Did everything work smoothly after these Mods or did the trans have any probs?
aside from putting it back together incorrectly the first time it had no problems lol.
truck has ran great for a while it has been in the shop getting painted and should be back on the road soon.
@@WrenchAvengers I have the tci super street fighter auto manual and under high power the shifts giving me probs being boosted and still working with the vac mod And gov , so I plan to give this a shot so it absolutely shifts when told.
@@PSYCHOT1CNINJA yea if you dont mind having to always shift it then it should work out just fine. most people want to maintain auto functionality.
@@WrenchAvengers awesome. Yeah I dont mind shifting , my last trans on my other build was full manual reverse vb and starting to really miss it Haha
@@PSYCHOT1CNINJA what is the setup on this build your working on?
9:42
rad, good job
Thank you for your video. I am a big DIY guy Engine and Transmission. 8-28-2022
The instructions are so dark ya really can't tell where the hole is.

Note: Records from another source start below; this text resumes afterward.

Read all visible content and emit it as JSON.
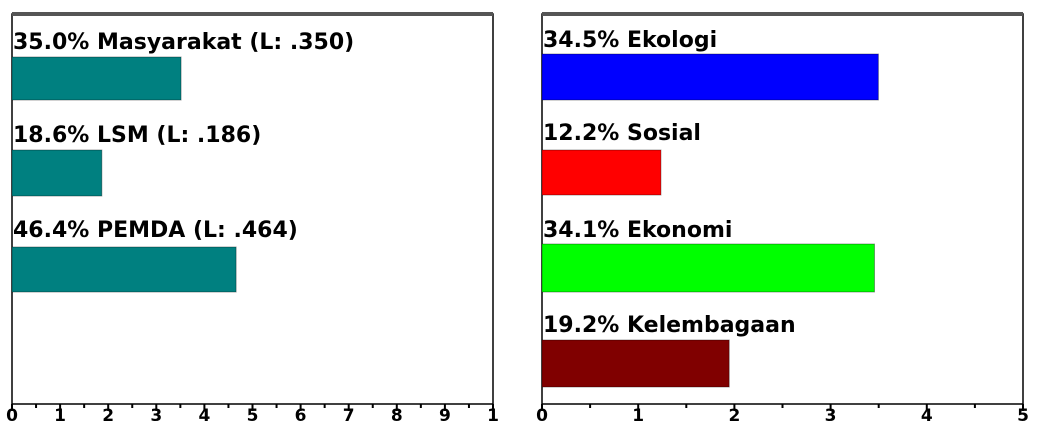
{
  "chart_data": [
    {
      "type": "bar",
      "orientation": "horizontal",
      "categories": [
        "Masyarakat",
        "LSM",
        "PEMDA"
      ],
      "bar_labels": [
        "35.0% Masyarakat (L: .350)",
        "18.6% LSM (L: .186)",
        "46.4% PEMDA (L: .464)"
      ],
      "values": [
        3.5,
        1.86,
        4.64
      ],
      "colors": [
        "#008080",
        "#008080",
        "#008080"
      ],
      "xlim": [
        0,
        10
      ],
      "x_ticks": [
        "0",
        "1",
        "2",
        "3",
        "4",
        "5",
        "6",
        "7",
        "8",
        "9",
        "1"
      ],
      "grid": false
    },
    {
      "type": "bar",
      "orientation": "horizontal",
      "categories": [
        "Ekologi",
        "Sosial",
        "Ekonomi",
        "Kelembagaan"
      ],
      "bar_labels": [
        "34.5% Ekologi",
        "12.2% Sosial",
        "34.1% Ekonomi",
        "19.2% Kelembagaan"
      ],
      "values": [
        3.45,
        1.22,
        3.41,
        1.92
      ],
      "colors": [
        "#0000ff",
        "#ff0000",
        "#00ff00",
        "#800000"
      ],
      "xlim": [
        0,
        5
      ],
      "x_ticks": [
        "0",
        "1",
        "2",
        "3",
        "4",
        "5"
      ],
      "grid": false
    }
  ]
}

hey i done a 400 turbo with all the case mods the valve body mods but i have no first or third gears reverse works and second works third works if you pull shifter from neutral down you put in first nothing shift up have second shift on up no third
hmm. you got a pressure gauge on it to see if you have any line pressure in those gears? you can get a 500psi pressure gauge on amazon for like 20 bucks (i know because i have to do some troubleshooting myself) you can plug it into the port that is slightly above the shift selector on the driver side of the case.
check out the pressure in each gear. im reading the engine needs to be at about 2000 rpm when checking the pressure.
start there and we will see what we can figure out based on the results.